| |
| |
| |
Het dansfeest.
Buiten de zaak Verstraeten en zijn werkboekje kreeg ik nog twee, drie andere pro Deo's; doch het ging niet verder dan een ontkennend advies, en 't gelukte mij niet, zelfs kosteloos, eene enkele zaak voor de rechtbank te brengen. Uitstellen vragen, hier en daar eenige korte uitleggingen geven in de zaken mijns patroons, daarbij bepaalden zich, in de drie jaren stage, mijne rechterlijke werkzaamheden, en... bij de jonge confraters telde ik nog onder de gelukkigsten.
Dit belet niet, dat ik de studie van Mr. Adams trouwer en trouwer bezocht. Het bloemen koopen ging maar altijd zijnen gang, en ik verteerde in ruikers meer dan mijn advocaatschap kon opbrengen. Doch alles vruchteloos: de gelegenheid om juffrouw Clara te ontmoeten en te spreken bleef een desideratum.
Ik had nog eene hoop. Mevrouw Adams kon een dansfeest geven, en dan mocht ik stellig op eene uitnoodiging rekenen. Op de bals door advocaten gegeven vormen de stagiaires altijd het gros van het dansend personeel.
Ik kon niet beter doen dan mijnheer Joseph eens polsen, die soms in betrekking kwam met den huisknecht, welke op zijne beurt van de bovenmeid wist al wat er in de familie omging.
‘Praatjes, Joseph!’ zegde ik los weg, als hij weder pochte over de pracht van het groot huis, ‘praatjes, vriendlief, die gij aan mij niet zult wijsmaken! 't Is met dien gewaanden rijkdom gelijk met de bals en de feesten. Volgens uw snoeven en stoffen moest het hier dans en vreugd aaneen zijn: reeds den derden winter ben ik hier, en ik heb noch noot noch snaar gehoord.’
Mijnheer Joseph was vernederd in zijne fierheid.

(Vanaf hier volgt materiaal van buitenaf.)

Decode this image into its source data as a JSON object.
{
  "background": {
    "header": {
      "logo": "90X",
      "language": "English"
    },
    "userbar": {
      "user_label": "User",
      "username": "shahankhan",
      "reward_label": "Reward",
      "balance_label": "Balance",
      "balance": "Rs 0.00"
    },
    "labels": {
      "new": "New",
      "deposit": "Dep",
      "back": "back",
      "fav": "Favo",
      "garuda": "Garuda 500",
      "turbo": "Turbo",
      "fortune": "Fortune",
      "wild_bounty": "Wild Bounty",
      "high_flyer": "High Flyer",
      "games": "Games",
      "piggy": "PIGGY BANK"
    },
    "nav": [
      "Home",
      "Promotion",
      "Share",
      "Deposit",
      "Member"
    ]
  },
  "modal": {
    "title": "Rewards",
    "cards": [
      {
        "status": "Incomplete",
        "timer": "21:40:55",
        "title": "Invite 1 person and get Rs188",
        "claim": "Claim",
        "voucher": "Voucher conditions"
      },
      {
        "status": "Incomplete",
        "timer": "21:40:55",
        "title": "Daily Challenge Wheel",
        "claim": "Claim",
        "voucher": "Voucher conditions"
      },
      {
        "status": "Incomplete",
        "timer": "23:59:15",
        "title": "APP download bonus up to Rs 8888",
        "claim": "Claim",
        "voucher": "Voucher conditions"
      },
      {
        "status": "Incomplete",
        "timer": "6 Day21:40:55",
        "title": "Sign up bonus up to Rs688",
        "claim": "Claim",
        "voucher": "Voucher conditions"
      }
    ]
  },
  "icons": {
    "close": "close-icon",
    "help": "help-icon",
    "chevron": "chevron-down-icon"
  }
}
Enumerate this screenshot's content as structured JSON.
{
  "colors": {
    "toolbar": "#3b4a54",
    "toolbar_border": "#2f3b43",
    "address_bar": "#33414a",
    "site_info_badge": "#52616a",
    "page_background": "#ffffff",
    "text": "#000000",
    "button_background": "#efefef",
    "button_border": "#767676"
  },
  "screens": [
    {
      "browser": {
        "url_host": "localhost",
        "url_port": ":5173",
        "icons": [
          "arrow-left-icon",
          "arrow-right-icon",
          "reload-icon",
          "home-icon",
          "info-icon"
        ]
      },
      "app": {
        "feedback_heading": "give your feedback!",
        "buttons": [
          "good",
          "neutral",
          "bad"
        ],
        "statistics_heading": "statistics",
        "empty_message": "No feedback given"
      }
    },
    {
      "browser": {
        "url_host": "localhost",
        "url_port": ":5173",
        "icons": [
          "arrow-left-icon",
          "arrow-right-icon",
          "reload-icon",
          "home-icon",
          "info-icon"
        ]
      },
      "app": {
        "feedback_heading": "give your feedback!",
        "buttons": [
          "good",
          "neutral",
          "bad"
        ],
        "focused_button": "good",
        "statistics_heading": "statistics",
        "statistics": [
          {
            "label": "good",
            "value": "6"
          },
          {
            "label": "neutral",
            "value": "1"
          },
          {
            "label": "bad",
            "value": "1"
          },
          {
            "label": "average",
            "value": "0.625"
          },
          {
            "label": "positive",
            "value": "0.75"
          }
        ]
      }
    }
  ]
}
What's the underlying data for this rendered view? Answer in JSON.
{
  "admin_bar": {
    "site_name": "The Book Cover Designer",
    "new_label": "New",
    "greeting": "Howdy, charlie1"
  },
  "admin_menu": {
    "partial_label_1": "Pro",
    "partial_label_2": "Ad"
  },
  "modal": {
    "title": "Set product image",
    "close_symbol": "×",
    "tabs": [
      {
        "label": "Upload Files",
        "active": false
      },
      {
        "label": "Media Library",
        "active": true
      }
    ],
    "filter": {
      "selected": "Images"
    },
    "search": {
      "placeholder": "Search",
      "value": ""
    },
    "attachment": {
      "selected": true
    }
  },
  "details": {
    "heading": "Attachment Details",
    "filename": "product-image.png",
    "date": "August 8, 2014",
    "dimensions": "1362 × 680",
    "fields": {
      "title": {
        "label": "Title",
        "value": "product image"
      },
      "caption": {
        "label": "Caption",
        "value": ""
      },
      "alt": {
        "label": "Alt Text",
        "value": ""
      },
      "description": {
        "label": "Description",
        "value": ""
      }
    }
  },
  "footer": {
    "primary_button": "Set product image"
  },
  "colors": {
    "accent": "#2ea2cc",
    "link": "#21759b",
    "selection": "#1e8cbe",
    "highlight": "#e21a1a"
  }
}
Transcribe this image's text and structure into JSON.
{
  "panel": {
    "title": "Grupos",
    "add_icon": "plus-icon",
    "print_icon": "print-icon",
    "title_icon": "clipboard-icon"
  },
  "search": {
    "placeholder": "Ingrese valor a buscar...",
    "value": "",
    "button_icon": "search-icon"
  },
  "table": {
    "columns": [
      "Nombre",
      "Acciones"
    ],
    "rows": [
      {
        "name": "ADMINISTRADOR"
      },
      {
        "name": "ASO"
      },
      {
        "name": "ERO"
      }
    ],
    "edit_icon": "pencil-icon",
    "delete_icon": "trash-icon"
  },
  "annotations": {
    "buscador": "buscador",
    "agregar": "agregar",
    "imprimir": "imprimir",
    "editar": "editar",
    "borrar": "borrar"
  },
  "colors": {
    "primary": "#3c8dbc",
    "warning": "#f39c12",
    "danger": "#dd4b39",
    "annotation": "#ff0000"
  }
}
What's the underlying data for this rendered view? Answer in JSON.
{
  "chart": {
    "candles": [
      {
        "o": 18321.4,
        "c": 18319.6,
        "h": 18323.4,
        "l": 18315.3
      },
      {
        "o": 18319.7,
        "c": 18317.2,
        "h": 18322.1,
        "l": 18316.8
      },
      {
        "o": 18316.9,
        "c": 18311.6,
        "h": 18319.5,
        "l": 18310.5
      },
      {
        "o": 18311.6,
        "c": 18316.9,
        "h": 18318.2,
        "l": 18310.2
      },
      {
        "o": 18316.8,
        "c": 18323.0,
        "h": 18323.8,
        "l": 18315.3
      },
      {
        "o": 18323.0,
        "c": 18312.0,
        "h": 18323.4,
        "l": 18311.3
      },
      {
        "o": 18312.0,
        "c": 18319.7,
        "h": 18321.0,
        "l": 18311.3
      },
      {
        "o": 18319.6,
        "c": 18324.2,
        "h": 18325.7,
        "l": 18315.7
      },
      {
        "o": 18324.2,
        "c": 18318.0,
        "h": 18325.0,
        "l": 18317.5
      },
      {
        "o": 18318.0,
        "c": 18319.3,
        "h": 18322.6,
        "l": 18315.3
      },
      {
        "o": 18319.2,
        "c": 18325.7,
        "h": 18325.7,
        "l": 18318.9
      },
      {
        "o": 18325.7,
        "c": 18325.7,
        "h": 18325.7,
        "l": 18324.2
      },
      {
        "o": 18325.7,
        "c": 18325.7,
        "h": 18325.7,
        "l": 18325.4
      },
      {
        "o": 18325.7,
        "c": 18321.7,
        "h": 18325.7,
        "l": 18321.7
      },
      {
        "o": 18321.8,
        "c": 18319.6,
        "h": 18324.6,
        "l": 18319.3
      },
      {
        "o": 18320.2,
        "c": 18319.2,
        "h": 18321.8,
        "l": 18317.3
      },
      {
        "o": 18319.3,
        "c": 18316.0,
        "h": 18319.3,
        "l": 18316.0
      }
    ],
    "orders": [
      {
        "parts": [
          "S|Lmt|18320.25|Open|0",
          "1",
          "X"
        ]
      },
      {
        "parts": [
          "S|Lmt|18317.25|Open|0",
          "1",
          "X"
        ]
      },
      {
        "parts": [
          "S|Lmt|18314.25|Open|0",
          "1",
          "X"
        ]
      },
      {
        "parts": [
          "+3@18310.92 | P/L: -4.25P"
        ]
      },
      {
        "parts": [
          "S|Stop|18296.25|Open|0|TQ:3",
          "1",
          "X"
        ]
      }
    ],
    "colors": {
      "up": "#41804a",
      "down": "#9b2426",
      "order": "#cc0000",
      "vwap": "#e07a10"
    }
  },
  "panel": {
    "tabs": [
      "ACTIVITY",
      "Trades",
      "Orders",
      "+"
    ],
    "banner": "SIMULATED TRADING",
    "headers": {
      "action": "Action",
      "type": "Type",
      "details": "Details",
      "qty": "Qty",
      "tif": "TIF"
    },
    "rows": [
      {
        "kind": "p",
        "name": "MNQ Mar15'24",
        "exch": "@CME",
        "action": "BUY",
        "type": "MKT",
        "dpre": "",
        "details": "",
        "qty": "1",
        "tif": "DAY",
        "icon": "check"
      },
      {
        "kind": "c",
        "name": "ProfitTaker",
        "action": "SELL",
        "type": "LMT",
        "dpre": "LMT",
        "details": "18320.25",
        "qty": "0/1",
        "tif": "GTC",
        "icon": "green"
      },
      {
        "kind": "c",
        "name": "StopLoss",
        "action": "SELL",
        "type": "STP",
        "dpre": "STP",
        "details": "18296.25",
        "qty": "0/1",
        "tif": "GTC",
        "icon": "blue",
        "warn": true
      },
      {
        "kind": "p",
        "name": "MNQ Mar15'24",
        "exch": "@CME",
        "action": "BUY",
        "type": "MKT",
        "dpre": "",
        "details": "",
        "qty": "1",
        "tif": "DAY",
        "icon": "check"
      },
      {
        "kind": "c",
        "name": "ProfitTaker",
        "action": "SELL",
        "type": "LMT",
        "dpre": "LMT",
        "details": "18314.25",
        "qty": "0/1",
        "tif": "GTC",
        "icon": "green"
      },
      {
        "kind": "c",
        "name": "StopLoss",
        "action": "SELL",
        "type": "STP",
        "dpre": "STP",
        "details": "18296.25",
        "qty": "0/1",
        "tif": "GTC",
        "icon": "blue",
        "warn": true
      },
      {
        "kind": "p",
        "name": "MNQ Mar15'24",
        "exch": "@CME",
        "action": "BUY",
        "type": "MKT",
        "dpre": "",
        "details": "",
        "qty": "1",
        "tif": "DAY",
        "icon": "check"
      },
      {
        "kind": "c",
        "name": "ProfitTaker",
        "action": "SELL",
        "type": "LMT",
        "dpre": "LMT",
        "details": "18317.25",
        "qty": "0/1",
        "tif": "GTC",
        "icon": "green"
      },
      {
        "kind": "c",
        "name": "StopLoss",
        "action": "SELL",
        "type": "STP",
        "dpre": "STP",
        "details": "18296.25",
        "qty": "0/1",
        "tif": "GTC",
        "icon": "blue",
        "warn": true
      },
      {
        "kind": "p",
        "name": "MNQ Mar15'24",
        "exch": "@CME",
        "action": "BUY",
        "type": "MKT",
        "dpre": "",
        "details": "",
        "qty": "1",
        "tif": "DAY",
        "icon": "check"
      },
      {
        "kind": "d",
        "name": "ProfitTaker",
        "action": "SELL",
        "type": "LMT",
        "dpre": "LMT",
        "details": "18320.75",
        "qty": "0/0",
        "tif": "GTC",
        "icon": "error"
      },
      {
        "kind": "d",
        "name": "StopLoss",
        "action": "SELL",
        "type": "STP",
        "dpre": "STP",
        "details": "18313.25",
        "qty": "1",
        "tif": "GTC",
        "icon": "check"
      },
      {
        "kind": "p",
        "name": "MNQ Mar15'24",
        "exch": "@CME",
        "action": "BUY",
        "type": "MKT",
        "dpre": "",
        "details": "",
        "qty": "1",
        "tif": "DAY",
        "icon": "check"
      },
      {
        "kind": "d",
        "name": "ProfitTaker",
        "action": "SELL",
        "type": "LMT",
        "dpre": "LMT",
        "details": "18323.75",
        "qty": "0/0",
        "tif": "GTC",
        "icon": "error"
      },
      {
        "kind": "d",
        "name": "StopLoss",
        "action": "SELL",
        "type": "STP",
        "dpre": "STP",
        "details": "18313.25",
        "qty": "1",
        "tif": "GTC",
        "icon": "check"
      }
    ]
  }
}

‘'t Is waarschijnlijk, dat mevrouw in den rouw is. De familie is zoo groot...’ wilde hij uitleggen; maar in mijn ongeduld scheen het mij, dat de familie de rouwplichten
| |
| |
overdreef en misbruik maakte van het recht, om uit eerbied voor de dooden de levenden zonder vermaak te laten.
Mijnheer Joseph voelde zich gekwetst door mijnen toon ten opzichte der familie, en weigerde te spreken.
Op eenen morgen, toen ik binnentrad, zag ik iets buitengewoons aan onzen klerk. Hij keek mij glimlachend aan, wreef in de handen en wemelde op zijnen stoel.
Toen ik nederzat, verliet hij zijne plaats, en kwam mij op den schouder kloppen.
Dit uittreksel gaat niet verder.